Tuesday, September 09, 2008

Three Sorts of Regrets


I was just commenting on Chris Guillebeau's Blog and came up with an economic perspective on regrets using the ideas of efficiency and uncertainty. We can regret efficient choices and inefficient choices as well as certain choices and uncertain choices.

The most basic principle of economics is that we can't have everything we want - things, including time, are scarce and our choices are constrained. When we optimize and choose the best option (doing the best we can under the circumstances is economically "efficient") we may regret the things we didn’t do because they clashed with our choice. If we want to live life with no regrets as Chris is discussing, we need to learn how to not regret (too much at least) what we had to sacrifice to get where we wanted to go.

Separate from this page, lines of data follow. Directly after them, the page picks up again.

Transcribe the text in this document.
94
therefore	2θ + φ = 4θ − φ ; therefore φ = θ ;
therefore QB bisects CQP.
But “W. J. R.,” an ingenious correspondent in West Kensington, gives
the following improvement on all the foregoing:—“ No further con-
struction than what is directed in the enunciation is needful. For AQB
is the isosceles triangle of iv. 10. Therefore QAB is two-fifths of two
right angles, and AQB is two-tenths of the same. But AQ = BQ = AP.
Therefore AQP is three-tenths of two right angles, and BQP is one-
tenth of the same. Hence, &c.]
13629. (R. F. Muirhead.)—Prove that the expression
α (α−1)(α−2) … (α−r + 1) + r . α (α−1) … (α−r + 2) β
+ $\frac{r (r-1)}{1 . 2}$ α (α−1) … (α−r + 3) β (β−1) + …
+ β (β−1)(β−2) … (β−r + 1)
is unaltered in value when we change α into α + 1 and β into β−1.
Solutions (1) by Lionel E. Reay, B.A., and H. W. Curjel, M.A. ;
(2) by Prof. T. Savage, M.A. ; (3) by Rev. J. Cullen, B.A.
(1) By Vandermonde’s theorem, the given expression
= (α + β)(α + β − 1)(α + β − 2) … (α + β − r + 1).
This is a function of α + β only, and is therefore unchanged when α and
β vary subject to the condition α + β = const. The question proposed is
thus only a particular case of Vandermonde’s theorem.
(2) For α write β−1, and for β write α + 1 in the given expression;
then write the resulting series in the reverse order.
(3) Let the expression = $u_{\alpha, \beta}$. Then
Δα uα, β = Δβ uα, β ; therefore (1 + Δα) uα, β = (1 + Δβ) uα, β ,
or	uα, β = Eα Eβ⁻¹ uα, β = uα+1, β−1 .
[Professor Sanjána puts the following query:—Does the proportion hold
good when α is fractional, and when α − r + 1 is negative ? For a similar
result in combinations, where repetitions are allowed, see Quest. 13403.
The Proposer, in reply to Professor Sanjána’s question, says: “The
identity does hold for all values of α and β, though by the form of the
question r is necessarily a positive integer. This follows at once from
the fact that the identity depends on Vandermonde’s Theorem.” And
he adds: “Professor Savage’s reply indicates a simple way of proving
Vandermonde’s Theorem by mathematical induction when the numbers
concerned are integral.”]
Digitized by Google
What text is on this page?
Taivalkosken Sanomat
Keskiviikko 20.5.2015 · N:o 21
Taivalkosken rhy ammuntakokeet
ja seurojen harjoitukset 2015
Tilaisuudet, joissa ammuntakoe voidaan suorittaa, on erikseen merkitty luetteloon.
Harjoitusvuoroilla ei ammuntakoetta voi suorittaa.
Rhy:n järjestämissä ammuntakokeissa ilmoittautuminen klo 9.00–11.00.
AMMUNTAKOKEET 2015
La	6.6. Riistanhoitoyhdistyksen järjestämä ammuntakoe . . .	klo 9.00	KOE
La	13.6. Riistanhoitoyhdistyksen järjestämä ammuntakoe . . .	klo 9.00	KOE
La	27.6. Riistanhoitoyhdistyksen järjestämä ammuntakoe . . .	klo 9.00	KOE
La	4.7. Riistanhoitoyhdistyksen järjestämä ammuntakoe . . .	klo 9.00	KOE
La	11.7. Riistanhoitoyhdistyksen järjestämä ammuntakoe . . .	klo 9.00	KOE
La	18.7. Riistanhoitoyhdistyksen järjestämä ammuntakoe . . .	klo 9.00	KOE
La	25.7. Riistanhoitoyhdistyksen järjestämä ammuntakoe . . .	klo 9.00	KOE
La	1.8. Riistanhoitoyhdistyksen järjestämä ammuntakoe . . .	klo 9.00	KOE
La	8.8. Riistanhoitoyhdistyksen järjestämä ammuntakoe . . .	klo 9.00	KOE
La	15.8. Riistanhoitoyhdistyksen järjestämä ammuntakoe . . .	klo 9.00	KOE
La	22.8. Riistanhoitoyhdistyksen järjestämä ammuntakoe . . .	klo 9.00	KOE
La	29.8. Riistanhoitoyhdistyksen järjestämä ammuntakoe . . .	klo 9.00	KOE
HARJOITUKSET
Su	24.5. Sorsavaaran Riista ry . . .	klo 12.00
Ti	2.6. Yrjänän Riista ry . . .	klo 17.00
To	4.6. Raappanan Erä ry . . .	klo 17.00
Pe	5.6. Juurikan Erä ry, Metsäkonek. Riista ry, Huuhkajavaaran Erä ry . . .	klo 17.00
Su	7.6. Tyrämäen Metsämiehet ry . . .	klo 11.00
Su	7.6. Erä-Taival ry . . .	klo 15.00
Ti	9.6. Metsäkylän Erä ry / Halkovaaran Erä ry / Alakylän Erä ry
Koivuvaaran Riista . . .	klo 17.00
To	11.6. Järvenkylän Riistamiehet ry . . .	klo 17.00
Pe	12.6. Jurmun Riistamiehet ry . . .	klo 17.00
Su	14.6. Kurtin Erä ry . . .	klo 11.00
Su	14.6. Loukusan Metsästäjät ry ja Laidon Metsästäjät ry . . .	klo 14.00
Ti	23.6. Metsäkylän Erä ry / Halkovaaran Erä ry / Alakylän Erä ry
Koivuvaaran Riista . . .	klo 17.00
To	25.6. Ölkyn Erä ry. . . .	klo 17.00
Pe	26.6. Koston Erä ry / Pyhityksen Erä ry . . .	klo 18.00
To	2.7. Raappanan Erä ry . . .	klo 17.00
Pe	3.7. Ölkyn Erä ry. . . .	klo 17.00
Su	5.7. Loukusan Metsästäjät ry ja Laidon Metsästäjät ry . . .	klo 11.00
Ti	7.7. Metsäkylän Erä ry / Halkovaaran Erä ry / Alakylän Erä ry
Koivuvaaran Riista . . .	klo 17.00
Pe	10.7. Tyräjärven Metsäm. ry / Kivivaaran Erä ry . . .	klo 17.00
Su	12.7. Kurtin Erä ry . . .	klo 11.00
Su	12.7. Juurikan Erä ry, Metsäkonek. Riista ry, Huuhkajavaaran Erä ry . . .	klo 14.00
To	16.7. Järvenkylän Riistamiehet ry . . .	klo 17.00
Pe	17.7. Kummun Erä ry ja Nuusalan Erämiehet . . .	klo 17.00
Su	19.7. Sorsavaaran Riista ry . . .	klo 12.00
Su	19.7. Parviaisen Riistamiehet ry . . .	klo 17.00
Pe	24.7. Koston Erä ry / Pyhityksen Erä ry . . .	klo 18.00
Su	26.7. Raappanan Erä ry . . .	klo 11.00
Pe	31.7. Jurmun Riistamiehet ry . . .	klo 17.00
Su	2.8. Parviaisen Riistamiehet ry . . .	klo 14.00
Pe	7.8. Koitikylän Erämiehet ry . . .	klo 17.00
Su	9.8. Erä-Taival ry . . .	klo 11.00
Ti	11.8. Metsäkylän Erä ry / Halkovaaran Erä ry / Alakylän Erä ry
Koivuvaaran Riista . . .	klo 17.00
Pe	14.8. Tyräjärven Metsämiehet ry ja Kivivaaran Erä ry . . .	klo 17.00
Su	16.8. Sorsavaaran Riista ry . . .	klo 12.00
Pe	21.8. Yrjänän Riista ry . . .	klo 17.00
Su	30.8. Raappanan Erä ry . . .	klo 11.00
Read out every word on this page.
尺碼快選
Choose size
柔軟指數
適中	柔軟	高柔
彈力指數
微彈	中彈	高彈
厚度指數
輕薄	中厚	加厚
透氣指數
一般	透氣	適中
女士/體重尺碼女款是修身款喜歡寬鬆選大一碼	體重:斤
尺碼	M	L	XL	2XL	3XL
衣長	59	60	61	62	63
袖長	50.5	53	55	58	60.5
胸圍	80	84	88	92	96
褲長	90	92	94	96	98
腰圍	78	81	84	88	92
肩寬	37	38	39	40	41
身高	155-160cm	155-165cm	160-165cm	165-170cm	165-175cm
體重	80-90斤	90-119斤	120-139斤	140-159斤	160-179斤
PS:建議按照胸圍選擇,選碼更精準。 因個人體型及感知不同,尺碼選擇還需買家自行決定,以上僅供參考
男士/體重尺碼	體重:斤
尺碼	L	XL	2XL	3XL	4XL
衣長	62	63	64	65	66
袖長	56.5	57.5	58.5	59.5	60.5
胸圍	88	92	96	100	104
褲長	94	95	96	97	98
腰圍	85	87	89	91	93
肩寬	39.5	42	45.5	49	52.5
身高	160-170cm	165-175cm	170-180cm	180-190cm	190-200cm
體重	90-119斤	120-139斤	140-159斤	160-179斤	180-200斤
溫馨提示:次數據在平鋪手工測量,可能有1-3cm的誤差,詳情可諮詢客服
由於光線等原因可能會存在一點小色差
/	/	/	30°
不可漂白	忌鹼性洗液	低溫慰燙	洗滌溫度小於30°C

The second case is where we make inefficient choices. Where there are things which we could have done with little loss or trade off and we didn’t do them. We just lazy or fearful or whatever and didn't overcome that barrier. We didn't use the resources at our disposal effectively. This is the "no regrets" that Chris is actually talking about.

A third case is where we thought we were doing the best we could but were wrong because either we had bad information or due to pure randomness or uncertainty. Here the regret is similar I think to the first case. We can focus on regretting the bad choice we made or try to “move on”.

2 comments:

Revanche said...

I like this breakdown. I think the idea behind it has been sort of in the back of my mind but sometimes have trouble properly categorizing past decisions accurately.

mOOm said...

Well, that's because in the real world there is always some uncertainty and we are never perfectly efficient in how we use the resources we have available. So most real world cases will have something of the "sacrifice", "laziness", and "mistake" cases combined. In some cases though one of these will dominate in others it will be much hazier if we could have done better.